Nuclear capacity and storage capacity perform very different functions, so the comparison needs to be treated carefully. Nuclear assets provide firm, high-capacity-factor generation. Storage assets absorb electricity and return it later, with their value shaped by duration, location, cycling behaviour, response speed, dispatch rules, efficiency, and market access. Installed power is only one measure; energy capacity, availability, response time, and operational flexibility are becoming equally important.
As storage moves past 100GW, system planners can no longer treat it as a marginal balancing tool. Early battery projects often targeted frequency response, short-duration balancing, and intraday trading, while the larger fleet now has to support renewable integration, congestion management, capacity adequacy, and distribution-level flexibility. That changes the technical role of batteries, pumped hydro, and emerging storage technologies across transmission and distribution networks.
Grid access remains one of the main constraints on how much of that capacity becomes useful. European distribution networks are already carrying substantial clean-energy and battery connection queues, with renewable and storage projects waiting for access across several major markets. Storage can relieve constraints when it is sited and operated well, but it can also add to connection pressure where queue rules do not distinguish between assets that support the network and assets that simply require more capacity.
Connection reform therefore sits alongside storage deployment. A battery connected at the right point of the network can absorb surplus renewable output, support voltage and frequency management, reduce curtailment, and defer reinforcement in specific locations. The same battery connected in a congested area without clear dispatch arrangements may have much less value. Queue management, locational signals, flexible connection agreements, and network visibility are becoming central to the economics of new assets.
Duration is the second pressure point. Short-duration batteries are well suited to fast response, balancing markets, and moving solar generation into evening peaks. Wind-heavy systems also need assets capable of shifting electricity over longer weather patterns. Policy and investment discussions around long-duration storage as strategic infrastructure have intensified because flexibility requirements now extend beyond seconds and hours into day-scale and multi-day operation.
The commercial model remains fragmented across Europe. Storage revenue can come from wholesale trading, ancillary services, balancing markets, capacity mechanisms, network support, co-location strategies, and behind-the-meter optimisation. Those routes vary sharply by country, and even within markets they can depend on metering rules, grid charges, aggregation access, dispatch transparency, and service procurement design.
Policy frameworks will decide how quickly installed capacity translates into system resilience. Permitting, connection rules, market access, double charging, revenue certainty, cyber requirements, and asset classification all affect deployment quality.

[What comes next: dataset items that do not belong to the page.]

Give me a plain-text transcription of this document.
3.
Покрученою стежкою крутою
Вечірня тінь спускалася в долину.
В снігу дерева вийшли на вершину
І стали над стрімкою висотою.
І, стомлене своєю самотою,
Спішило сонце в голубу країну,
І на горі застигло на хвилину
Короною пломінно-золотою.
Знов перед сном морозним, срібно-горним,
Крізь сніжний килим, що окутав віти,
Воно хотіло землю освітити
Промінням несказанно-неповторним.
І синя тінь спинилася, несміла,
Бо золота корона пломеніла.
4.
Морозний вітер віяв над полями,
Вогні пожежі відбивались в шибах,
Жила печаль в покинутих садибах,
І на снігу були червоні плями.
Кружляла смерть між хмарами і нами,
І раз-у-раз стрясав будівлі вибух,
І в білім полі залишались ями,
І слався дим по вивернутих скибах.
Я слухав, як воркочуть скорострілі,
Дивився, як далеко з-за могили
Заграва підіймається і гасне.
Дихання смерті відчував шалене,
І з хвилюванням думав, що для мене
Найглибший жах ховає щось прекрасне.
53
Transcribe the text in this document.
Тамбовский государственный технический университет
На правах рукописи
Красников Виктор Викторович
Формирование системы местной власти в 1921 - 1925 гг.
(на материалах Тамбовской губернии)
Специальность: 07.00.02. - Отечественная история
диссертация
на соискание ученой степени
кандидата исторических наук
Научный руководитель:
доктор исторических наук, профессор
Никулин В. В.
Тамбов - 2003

Without those details, headline capacity can continue to grow while the value of the fleet remains unevenly used.
Europe’s storage sector has reached a scale that was still speculative only a few years ago. The next phase is less about proving that storage can be built and more about embedding it into network planning, market design, capacity adequacy, curtailment reduction, and long-duration resilience. Flexibility is now a core part of the power system, and the engineering task is to make it operate as one.